Le décès subit de sa mère en février 1923 marquera fortement cette période critique de sa biographie spirituelle et rapprochera encore plus Dimitri de l’Église. Même après sa mort, Sophie Alexandrovna restera un guide pour son fils dans les choix de sa voie spirituelle. En septembre 1930, Dimitri parle de cette présence maternelle constante dans sa direction spirituelle dans une lettre à S. Chidlovskaïa [4] : « Je compris pour la première fois la signification de toute souffrance quand je pris conscience que tout ce sur quoi je fondais mes espoirs dans la vie s’en était allé. [...] Mais un jour, je me rappelai ces paroles du Christ, qui me remplirent d’allégresse : Venez à moi, vous tous qui peinez sous le poids du fardeau, et moi, je vous donnerai le repos. Prenez sur vous mon joug et mettez-vous à mon école, car je suis doux et humble de cœur, et vous trouverez le repos de vos âmes. Oui, mon joug est facile à porter, et mon fardeau léger (Mt 11, 28). J’étais venu sur la tombe de ma mère, ployant sous le joug de mes épreuves ; tout me semblait embrouillé et sans issue, et voilà que je découvrais le fardeau léger offert par notre Seigneur. Ce fut le moment le plus heureux de ma vie, et je remercie Dieu pour ces épreuves. J’organisai alors ma vie dans une direction nouvelle et je pus désormais faire face plus sereinement aux pièges de l’adversité ».

Dans son Journal, il continue à s’adresser à sa mère en des termes pleins de tendresse : « En relisant tes lettres, je ressens chaque fois à quel point tu participes à mon existence. Tu es toujours avec moi. Ton amour clairvoyant savait ce que me réservait le destin et ce qui allait m’être utile. Toi seule sait, maintenant encore, quelle sera ma voie, dont j’ignore tout moi-même. Aide-moi, s’il t’est permis de suivre avec moi le chemin qui plaît au Seigneur. Je suis si heureux que tu aies su tout l’amour que j’avais pour toi ; que tu aies su que je t’aimais malgré mon aveuglement d’alors et mon manque d’attentions à ton égard. Je vais me coucher maintenant : reste présente, comme tu le fus naguère, quand j’étais sur le Bosphore, et toi, encore à Yalta... Si Dieu le veut, je t’écrirai encore. Mémoire éternelle à toi » (17 septembre 1929).

La formation religieuse

Traduit du russe par Anne Prokofieff à partir de textes réunis par Tatiana Victoroff. Paru dans Le Messager Orthodoxe, n° 140, 2004.
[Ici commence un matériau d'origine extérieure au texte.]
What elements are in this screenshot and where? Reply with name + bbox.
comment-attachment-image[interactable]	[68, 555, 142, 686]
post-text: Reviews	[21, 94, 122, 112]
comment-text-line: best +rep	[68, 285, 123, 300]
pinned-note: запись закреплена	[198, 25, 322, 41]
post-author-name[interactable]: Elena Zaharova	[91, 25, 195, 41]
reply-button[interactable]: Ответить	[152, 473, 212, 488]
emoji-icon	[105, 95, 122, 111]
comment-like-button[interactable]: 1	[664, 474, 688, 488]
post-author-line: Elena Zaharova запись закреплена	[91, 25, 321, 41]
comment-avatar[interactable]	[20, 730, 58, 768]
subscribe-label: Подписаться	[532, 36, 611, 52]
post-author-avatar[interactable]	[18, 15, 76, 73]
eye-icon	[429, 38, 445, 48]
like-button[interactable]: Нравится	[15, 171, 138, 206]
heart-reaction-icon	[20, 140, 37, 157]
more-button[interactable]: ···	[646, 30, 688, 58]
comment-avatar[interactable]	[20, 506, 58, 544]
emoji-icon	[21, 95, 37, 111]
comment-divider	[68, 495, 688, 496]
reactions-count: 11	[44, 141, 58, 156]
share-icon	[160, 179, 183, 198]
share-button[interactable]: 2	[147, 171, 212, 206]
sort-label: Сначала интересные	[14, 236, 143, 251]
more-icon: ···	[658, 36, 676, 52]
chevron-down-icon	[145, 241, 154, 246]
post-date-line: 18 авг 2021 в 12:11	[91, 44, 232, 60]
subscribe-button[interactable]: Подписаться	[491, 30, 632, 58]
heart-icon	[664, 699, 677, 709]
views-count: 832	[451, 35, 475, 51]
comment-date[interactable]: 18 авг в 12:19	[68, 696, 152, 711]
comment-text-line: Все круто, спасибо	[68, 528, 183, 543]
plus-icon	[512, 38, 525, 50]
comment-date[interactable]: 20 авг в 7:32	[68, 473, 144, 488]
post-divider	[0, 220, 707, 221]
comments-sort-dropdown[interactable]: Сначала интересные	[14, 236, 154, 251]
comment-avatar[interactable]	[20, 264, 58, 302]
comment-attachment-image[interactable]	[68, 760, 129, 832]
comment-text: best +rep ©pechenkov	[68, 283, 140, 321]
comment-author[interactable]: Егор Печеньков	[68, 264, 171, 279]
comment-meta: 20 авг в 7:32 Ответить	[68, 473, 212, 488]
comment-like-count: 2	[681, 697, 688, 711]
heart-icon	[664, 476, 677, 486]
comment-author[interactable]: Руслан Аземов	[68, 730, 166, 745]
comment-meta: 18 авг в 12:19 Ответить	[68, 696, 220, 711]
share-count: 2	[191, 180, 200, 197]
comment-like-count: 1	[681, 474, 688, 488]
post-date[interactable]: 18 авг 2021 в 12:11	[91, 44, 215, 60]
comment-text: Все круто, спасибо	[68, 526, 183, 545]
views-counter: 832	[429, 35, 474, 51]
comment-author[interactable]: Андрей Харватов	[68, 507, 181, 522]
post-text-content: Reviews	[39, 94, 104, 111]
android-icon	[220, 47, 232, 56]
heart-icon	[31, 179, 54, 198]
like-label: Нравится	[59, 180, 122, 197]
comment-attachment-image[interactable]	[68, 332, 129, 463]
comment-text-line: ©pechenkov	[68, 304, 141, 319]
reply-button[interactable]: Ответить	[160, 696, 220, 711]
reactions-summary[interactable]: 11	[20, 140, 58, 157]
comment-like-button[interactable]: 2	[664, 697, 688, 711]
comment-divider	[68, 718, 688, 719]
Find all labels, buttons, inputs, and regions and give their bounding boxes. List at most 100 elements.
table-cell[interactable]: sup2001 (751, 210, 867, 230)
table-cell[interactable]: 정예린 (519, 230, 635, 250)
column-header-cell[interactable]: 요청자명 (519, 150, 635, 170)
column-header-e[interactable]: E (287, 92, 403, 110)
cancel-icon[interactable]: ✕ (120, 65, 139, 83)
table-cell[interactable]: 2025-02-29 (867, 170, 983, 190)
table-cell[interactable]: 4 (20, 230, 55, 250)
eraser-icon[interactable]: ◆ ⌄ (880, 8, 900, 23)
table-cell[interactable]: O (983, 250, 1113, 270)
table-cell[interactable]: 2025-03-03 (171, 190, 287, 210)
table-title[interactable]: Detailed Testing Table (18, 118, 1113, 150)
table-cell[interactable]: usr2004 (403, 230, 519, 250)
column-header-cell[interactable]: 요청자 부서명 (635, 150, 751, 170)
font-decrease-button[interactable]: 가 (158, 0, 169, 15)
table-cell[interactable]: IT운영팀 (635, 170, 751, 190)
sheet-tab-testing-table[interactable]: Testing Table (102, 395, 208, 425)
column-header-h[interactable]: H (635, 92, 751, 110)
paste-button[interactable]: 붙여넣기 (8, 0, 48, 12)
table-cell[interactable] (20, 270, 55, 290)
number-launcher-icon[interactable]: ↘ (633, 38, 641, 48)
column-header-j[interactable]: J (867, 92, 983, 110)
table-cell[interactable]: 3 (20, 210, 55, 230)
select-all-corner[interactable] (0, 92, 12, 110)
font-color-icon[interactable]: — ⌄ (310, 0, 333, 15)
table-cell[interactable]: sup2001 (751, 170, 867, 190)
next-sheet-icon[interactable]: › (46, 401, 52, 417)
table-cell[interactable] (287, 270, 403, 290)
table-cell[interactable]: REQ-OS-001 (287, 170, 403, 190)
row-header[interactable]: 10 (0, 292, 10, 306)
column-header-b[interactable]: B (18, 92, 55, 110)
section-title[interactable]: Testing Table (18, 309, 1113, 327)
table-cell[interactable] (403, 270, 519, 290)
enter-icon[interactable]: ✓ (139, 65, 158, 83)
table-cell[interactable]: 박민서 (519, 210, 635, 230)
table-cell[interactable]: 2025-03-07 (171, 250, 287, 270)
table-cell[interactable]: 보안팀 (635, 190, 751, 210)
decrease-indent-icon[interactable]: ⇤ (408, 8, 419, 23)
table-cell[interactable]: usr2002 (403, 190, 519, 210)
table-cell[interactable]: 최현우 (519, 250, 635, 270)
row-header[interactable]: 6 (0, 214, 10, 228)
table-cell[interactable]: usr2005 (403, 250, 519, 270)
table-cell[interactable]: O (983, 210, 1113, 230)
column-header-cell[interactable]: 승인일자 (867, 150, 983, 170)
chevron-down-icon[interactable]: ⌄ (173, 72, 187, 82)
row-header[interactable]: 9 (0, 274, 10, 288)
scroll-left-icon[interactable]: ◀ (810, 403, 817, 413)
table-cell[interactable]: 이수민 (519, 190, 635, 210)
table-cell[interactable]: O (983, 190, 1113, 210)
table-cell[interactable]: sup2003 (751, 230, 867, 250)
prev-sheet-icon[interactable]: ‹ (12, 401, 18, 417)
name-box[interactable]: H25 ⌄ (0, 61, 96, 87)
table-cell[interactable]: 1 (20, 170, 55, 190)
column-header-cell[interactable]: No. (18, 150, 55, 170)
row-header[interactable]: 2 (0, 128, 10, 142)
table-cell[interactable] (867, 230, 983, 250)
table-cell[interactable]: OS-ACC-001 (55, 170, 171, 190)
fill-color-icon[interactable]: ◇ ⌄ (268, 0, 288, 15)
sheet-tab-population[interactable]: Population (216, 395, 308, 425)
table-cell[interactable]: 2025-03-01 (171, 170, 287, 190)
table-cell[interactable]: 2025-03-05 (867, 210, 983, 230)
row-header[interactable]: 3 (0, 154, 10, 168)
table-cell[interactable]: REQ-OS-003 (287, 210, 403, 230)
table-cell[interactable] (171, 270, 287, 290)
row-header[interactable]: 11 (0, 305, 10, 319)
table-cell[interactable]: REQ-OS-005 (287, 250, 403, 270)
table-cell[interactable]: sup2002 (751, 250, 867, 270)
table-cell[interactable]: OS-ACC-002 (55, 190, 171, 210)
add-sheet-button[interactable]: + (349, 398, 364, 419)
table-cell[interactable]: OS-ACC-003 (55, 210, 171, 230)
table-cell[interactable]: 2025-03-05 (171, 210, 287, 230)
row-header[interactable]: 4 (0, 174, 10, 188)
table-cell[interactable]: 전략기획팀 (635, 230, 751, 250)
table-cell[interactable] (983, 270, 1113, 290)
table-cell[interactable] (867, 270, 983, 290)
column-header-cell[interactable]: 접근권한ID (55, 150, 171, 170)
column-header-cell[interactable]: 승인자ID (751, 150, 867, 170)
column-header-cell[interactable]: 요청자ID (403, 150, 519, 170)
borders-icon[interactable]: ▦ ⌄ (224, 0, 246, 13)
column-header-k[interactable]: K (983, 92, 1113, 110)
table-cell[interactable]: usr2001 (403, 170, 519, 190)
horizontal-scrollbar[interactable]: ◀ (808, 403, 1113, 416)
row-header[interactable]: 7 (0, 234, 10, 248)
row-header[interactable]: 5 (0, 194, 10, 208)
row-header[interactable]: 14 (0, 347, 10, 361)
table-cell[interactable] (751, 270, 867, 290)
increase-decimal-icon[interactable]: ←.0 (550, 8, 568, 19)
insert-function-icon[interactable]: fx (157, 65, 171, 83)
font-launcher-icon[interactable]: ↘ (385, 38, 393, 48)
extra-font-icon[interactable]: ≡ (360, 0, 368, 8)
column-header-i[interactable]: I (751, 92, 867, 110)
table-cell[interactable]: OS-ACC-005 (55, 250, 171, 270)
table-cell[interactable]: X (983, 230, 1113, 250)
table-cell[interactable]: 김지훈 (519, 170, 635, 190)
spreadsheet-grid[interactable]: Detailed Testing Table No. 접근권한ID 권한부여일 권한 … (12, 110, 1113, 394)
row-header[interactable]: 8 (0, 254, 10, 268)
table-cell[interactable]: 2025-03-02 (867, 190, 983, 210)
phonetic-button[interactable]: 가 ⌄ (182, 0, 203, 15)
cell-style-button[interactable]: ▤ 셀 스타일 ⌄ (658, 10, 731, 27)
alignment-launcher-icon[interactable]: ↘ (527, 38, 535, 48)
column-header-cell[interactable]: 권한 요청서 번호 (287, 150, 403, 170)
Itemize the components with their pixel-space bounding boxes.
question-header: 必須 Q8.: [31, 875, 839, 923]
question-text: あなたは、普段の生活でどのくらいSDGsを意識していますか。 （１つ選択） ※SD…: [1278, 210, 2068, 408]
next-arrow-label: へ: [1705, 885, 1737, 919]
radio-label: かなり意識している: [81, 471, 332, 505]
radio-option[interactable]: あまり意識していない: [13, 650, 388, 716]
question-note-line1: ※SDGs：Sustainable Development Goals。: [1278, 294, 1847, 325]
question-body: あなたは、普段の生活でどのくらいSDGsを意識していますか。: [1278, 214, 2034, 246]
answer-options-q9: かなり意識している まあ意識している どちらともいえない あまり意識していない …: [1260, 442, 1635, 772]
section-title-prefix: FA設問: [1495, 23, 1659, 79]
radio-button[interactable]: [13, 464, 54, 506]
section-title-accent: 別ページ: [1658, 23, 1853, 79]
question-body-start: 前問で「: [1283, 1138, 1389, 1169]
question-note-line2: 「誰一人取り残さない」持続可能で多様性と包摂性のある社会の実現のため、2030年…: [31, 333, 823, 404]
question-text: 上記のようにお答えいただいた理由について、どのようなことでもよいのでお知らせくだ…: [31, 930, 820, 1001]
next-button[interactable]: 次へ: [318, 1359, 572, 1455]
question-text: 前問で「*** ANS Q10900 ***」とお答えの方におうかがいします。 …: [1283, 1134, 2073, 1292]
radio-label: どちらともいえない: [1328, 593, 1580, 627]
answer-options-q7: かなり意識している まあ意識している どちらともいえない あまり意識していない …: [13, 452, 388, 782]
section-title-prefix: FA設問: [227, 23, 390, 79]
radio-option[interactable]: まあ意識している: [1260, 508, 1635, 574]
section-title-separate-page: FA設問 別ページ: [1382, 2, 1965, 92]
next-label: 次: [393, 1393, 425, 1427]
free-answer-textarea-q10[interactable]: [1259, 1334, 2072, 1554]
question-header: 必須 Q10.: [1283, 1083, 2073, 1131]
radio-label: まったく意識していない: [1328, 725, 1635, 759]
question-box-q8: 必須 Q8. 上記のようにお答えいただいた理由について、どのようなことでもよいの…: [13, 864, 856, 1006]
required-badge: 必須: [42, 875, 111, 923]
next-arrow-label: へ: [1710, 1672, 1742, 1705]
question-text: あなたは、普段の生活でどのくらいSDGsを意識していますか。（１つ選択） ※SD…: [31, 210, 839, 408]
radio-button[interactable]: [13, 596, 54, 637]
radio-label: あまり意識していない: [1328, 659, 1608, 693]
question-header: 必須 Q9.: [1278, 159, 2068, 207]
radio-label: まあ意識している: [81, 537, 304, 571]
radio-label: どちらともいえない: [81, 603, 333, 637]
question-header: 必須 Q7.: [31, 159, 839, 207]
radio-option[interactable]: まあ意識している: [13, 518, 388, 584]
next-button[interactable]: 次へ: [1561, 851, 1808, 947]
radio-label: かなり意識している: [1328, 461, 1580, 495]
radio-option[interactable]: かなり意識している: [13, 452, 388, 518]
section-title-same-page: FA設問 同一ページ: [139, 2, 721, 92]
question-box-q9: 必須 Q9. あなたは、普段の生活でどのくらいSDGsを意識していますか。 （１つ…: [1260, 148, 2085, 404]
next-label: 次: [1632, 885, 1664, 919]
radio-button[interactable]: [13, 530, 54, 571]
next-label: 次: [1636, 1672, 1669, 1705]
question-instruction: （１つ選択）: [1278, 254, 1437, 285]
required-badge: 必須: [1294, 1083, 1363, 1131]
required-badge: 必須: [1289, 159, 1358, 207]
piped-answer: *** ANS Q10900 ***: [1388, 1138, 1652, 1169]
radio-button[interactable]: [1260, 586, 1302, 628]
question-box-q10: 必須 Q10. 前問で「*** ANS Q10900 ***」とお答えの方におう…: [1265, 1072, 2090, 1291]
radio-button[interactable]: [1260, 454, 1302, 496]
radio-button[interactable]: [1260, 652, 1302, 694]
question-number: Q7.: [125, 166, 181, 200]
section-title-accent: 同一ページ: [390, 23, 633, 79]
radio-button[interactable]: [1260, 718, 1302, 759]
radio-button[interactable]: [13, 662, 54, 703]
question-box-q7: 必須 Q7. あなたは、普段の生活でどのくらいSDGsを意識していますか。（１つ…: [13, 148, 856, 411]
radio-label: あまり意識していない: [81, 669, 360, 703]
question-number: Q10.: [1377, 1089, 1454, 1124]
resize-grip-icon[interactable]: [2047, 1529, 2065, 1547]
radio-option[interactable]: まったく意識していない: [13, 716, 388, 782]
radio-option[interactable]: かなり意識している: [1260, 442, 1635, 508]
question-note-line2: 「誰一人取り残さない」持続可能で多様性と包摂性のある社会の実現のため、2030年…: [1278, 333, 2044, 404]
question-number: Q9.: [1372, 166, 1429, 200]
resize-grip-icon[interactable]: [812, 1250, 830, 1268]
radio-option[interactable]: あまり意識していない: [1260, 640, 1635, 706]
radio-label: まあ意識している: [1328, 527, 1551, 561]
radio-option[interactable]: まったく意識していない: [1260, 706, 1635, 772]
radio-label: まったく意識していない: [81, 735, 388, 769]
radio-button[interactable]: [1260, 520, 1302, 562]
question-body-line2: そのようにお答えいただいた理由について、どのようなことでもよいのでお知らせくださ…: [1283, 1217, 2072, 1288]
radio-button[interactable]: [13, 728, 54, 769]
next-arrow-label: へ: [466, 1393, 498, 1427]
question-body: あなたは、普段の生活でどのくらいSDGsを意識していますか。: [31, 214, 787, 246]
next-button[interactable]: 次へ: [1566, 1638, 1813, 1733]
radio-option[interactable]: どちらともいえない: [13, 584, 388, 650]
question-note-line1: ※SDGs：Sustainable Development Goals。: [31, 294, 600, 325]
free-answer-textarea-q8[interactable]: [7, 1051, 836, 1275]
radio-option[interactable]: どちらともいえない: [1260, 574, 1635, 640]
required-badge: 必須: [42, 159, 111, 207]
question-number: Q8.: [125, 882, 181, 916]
[1] Serge Jaba, « Pour le quarantième anniversaire de la mort glorieuse du père Dimitri Klépinine », en russe dans la revue ВСХД 131, (I-II, 1980).

[2] Nicholas Zernov (1898-1980) et Sophie (1899-1972) - membres actifs de l Action chrétienne des étudiants russes et de la Mission orthodoxe à l’étranger, travailleurs sociaux infatigables.

[3] Mgr Benjamin Fédtchenkov (1880-1961) - aumônier de l’Armée Blanche au sud de la Russie, émigre en 1920 en Yougoslavie, où il fonde à Chabats son propre monastère.

[4] Sophie Chidlovskaïa (1903 St-Pétersbourg-2000, New-York) - membre actif de l’Action chrétienne des étudiants russes en France ; en 1948, s’installe aux États-Unis.